Beat the eggs and sugar in a small steel mixing bowl over the simmering water (double boiler), until the temperature reaches about 110 – 120 F (or 40 – 45 C). Remove from heat. Continue beating until light and creamy – until it cools down again.
Add the flour and starch, then fold gently. Be careful not to overmix. On a greased baking pan, line up a sheet of silicon or wax paper. Spread the sponge base mixture thin over the sheet of silicon or wax paper. The shape is not important as this will just be the cake base that will be hidden by the meringue. A rough rectangle will be okay.
Bake quickly in the oven for about 4-5 minutes, then remove from oven and let it cool. The cake should come off the paper quite easily.
In your choice of mold, cover the bottom and sides with pieces of the cake. Put in the softened ice cream to fill the mold. Cover the top with cake, then freeze for about 3 hours.

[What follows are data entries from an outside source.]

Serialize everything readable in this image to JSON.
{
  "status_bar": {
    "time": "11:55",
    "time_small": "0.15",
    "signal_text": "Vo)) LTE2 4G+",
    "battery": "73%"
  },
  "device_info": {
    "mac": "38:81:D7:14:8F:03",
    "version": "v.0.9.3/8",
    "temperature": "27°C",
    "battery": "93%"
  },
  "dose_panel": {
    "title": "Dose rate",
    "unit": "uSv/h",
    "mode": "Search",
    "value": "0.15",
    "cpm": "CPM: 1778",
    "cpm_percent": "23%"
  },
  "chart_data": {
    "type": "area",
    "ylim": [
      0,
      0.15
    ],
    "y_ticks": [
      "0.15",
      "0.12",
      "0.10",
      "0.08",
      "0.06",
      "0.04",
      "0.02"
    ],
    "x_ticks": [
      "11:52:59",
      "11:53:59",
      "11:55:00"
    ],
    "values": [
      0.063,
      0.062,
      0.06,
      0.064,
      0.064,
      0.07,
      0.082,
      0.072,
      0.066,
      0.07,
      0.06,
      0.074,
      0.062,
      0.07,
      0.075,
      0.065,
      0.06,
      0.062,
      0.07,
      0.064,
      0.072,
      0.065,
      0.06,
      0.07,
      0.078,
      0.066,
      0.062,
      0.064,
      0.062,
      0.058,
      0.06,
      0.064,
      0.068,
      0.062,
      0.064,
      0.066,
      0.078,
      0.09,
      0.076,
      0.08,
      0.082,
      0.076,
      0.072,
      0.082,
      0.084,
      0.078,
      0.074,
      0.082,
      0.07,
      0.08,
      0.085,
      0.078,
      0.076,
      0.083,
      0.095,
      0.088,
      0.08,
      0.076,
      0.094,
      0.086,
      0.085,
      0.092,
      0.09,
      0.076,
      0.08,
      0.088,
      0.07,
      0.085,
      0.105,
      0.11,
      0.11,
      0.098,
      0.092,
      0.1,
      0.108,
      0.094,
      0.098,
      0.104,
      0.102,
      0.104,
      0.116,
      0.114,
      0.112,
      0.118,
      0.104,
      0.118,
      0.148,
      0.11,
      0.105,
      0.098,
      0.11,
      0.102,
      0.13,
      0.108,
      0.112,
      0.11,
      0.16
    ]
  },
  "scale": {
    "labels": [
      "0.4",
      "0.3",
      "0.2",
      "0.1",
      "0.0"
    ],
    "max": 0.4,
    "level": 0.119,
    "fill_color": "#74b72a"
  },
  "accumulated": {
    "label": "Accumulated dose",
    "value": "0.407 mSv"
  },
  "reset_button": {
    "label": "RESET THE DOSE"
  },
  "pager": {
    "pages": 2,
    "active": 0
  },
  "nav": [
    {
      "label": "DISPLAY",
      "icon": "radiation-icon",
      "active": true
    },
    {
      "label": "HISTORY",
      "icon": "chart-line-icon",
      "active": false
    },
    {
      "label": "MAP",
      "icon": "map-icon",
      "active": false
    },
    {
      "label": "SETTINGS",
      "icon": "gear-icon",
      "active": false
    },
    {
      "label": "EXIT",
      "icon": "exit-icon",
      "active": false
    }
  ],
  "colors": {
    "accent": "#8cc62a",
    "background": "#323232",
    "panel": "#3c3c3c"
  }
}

Prepare the meringue by beating the eggwhites with the confectioners sugar until stiff. Place in a piping bag.
Preheat oven to 425 F (210 C).
Unmold the frozen cake-ice cream on a baking tray. Pipe the meringue mixture all around to completely cover the cake-ice cream. You can make shapes with the meringue.
When completely covered with the meringue, put it in the oven to bake for 2 – 4 minutes. The meringue surface will bake very quickly, and the edges will start to brown. When the edges have browned enough, remove from the oven.
The meringue surface will be baked, while the ice cream inside remains frozen.
Decorate with cherries or candies, then serve.